Perkasie Trolley History
 

 Chestnut Street -looking North from 5th Street

Trolleys and trains may look similar and serve similar purposes but they were used in different ways in the Perkasie area. Trolleys held fewer people than trains. The trains traveled farther than trolleys. Trolleys completed short trips, (for example from one side of town to the other). There are many people that used the trolley as their everyday transportation in Upper Bucks County. Most people used the train for the longer trips such as going into the city of Philadelphia.

Trolley service began in Perkasie on January 25, 1900 with the first car from the Quakertown Traction Co arrived in Perkasie at 10:00 a.m. A line of the Inland Traction Co from Lansdale was built that year also and the two lines merged in July of that year. One could get on the trolley at almost any point along the route and travel to any town between Philadelphia and Allentown. It would take about three hours to get to Philadelphia on the trolley traveling from Perkasie through Lansdale, North Wales, and Chestnut Hill.

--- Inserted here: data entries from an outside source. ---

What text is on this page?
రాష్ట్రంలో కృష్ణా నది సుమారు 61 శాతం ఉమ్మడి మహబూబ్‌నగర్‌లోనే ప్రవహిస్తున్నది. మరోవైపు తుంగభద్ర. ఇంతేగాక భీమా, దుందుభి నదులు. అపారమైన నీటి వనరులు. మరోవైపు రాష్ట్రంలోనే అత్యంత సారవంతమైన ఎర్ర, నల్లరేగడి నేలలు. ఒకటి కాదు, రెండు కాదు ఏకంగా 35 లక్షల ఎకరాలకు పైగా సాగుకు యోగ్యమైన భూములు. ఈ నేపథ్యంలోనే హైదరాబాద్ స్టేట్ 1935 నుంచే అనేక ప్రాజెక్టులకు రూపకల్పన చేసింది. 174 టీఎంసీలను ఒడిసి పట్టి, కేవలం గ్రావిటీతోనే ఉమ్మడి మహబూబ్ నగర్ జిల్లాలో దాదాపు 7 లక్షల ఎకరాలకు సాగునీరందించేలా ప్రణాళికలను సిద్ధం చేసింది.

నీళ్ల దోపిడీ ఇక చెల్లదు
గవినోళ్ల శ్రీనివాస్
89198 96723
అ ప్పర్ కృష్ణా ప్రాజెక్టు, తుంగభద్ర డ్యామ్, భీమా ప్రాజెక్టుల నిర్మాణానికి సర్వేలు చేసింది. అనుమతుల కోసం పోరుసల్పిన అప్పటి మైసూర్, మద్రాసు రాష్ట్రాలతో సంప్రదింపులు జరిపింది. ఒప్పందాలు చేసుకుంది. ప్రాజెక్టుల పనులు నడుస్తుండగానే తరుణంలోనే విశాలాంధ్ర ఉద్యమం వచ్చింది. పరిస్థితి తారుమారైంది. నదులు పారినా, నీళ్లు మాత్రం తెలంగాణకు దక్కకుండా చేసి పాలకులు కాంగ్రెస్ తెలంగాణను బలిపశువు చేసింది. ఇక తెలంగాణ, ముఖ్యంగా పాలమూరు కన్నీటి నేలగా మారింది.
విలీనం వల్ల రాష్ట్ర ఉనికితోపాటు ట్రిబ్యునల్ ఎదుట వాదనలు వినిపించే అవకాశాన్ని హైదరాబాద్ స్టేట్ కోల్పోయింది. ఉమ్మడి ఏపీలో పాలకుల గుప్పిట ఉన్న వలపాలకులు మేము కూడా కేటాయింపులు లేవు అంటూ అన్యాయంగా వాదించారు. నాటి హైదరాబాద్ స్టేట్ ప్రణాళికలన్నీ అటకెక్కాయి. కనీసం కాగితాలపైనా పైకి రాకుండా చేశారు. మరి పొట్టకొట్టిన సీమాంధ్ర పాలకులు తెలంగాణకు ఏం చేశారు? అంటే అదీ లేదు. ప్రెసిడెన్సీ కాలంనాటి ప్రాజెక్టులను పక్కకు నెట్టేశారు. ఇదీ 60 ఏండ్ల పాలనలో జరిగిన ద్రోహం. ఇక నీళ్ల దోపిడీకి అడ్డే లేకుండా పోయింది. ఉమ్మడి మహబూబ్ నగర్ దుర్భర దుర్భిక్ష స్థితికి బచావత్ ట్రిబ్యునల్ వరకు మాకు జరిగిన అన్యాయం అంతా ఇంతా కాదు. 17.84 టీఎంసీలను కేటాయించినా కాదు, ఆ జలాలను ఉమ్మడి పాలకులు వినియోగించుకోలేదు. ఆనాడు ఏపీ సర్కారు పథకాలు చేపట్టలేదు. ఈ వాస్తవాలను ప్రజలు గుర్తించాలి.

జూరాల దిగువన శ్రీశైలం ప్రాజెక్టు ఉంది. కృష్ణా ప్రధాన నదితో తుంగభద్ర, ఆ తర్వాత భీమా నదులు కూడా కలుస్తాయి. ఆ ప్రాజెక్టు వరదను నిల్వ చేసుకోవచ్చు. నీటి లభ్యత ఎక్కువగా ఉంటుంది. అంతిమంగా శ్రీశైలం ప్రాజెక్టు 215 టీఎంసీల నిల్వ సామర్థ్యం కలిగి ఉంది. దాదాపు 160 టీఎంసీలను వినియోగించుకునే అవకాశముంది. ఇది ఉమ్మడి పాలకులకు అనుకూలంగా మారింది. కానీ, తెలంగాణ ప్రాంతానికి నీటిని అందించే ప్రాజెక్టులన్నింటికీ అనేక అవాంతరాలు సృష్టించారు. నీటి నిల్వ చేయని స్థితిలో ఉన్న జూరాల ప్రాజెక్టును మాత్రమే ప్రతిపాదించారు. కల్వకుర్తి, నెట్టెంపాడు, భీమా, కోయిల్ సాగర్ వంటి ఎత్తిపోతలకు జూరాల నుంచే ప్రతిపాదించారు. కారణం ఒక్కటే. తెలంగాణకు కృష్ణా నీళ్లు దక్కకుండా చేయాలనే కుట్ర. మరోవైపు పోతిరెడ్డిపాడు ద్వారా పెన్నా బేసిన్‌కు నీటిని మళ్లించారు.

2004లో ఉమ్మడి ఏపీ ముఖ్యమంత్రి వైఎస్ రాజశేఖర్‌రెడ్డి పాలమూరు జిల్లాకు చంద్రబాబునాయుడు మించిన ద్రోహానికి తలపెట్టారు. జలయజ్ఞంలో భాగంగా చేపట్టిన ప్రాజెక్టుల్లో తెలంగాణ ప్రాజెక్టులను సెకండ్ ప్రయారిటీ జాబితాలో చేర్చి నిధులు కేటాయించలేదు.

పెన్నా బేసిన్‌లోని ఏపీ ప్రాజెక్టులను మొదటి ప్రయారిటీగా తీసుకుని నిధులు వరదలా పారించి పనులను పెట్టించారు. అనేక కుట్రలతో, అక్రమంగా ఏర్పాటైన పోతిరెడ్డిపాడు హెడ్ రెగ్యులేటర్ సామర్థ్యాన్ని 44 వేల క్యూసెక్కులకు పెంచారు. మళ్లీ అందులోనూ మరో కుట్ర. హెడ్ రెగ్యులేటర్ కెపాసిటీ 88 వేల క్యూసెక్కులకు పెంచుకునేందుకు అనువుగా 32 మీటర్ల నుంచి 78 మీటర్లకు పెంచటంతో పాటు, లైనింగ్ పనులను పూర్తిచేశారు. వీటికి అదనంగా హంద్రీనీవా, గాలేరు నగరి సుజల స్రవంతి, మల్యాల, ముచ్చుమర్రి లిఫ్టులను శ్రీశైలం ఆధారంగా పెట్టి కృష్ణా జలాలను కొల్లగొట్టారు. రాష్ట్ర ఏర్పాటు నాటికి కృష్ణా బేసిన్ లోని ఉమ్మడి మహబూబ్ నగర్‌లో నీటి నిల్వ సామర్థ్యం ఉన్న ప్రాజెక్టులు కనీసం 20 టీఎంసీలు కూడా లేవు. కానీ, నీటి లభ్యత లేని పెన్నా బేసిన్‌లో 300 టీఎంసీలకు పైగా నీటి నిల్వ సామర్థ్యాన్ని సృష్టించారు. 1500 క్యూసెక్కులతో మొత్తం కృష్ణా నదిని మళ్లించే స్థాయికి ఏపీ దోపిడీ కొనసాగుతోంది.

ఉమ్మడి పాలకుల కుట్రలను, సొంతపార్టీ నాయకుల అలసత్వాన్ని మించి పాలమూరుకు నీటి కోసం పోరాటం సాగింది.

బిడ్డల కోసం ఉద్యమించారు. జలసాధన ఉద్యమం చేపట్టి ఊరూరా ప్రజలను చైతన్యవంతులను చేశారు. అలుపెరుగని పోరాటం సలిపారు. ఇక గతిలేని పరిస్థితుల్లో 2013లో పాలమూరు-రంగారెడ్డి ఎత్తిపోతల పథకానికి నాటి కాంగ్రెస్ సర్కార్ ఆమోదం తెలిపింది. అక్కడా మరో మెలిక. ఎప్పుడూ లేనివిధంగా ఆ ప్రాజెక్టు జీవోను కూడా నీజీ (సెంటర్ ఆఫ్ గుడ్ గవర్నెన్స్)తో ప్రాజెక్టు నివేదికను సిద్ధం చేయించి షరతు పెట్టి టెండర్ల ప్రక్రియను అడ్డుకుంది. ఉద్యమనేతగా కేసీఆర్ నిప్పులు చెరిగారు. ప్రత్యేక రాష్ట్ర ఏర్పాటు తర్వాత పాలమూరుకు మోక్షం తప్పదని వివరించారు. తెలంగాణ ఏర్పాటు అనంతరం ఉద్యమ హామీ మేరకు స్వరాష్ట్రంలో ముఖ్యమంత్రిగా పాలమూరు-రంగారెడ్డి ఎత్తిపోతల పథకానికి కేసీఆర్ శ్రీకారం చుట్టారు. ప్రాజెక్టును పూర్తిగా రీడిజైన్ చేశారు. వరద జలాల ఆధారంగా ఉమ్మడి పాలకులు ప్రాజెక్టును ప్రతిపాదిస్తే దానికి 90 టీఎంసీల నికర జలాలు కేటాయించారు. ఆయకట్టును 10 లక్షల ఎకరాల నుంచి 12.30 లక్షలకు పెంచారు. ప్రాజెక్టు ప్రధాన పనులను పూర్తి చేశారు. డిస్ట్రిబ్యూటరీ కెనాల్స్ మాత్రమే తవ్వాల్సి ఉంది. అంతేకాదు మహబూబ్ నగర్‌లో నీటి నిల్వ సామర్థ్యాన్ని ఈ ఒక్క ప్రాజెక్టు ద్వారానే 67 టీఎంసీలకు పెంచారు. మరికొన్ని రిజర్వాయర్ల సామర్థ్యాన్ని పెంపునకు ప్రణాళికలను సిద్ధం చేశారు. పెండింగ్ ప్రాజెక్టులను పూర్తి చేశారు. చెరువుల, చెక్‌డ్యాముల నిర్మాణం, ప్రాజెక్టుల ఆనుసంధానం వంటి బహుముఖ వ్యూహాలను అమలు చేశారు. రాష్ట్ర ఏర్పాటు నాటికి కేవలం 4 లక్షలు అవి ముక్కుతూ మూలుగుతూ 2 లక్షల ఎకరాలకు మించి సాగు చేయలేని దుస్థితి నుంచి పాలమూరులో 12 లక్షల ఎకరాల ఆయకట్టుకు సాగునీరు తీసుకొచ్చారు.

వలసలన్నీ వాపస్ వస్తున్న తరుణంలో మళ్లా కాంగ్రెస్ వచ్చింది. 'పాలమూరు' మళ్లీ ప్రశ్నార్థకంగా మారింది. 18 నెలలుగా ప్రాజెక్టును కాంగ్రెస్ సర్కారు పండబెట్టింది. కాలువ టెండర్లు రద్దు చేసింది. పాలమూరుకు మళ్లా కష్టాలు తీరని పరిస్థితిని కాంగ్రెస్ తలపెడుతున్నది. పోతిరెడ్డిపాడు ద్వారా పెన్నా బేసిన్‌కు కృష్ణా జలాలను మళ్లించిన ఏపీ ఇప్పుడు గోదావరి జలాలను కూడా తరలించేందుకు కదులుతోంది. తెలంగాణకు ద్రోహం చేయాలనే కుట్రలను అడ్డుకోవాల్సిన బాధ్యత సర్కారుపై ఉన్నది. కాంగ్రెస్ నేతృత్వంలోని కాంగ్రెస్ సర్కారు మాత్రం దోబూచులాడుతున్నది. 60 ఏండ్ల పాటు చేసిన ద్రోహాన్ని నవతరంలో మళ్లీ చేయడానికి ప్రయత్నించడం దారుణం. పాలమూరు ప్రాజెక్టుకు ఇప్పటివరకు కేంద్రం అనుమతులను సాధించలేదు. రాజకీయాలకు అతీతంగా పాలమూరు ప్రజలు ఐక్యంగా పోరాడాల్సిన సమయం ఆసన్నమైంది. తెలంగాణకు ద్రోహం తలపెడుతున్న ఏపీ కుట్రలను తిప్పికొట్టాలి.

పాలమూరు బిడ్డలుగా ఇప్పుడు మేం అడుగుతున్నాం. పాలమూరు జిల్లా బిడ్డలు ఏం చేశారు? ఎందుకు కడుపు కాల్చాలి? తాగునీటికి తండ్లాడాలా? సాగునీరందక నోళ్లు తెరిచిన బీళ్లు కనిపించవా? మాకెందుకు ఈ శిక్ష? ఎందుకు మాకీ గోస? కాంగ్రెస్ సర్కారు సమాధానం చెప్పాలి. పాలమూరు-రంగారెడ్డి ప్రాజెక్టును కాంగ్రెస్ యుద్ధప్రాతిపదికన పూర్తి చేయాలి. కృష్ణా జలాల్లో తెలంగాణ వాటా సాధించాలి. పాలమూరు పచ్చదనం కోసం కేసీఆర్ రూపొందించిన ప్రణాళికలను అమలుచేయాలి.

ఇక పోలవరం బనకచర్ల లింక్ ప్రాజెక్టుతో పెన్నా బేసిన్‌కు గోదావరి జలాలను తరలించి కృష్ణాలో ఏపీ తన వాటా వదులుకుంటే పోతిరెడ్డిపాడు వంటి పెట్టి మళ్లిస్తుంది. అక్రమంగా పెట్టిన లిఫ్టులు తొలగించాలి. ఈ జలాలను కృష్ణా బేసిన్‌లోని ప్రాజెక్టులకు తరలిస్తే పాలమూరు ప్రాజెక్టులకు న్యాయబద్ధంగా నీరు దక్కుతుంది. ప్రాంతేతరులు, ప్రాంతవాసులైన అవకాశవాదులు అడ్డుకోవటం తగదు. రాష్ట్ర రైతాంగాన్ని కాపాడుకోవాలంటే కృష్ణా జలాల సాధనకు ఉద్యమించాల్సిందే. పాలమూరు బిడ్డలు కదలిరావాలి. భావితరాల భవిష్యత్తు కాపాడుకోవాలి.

7th & Market Street trolley tracks

In the year 1904, 1800 men, women, and children came on the trolley to Perkasie. There were also 1600 cigar manufacturers that came on the trolley also. In 1909 the toll for a round trip from Quakertown to Perkasie was 40 cents. That was a very big deal. There is only one trolley line that ran through Perkasie.

In 1912 the two companies merged and became the Lehigh Valley Transit Co. The freight service of the company contributed significantly to the development of the town (like the railroad).

The Lehigh Valley Transit Company ran a new line through the area. The Liberty Bell Route (serving the towns on the Bethlehem Pike) was to include Perkasie in the new line which brought people to Perkasie on a daily basis. The line was shortened in many places and the route was changed. In 1910 the original line was changed due to derailments from two right angles on 9th Street. The new line ran through Perkasie Park crossing 9th Street on a new overpass and going under the railroad to Walnut Street. This subway (below the train) itself cost $24,000 and the cost of the improvements to the line was $100,000.

One of the last trolley lines backed into the trolley station on Walnut & Sixth Street circa 1951.

   The new Walnut Street Trolley Station was built in 1912. The line offered high speed service on the Liberty Bell Express from Allentown to Philadelphia (going through Norristown). The Lehigh Valley was considered the finest electric interurban service in the nation. In 1913 an electric alarm bell was put at Seventh and Walnut Streets (next to the subway) for safety.

The trolley was a very popular transportation method until automobiles got better and safer. Then that is when the trolley system slowed down and they were not used as much any more. It cost $0.20 to travel on the trolley. The prices did go up the longer the trolleys were in use.

Trolleys were a safe transportation method to use unless your were on late at night when few people rode the line. The conductors got a little wild and went as fast as 70 miles per hour. It was very dangerous going around the turns; sometimes the trolley flipped over.

During the 1930's and 1940's the riding habits of the public changed as the automobile came into greater use; automobiles became safer and the quality of roads improved significantly. After a brief revival of riding on the line during WWII, the trolley line declined and the last trolley run was taken in September of 1951.

 
This is the old trolley station in Perkasie on Walnut Street at Penn Alley.    After the trolley line closed it was used by the American Legion. The building presently serves as the home of the Perkasie Historic Society.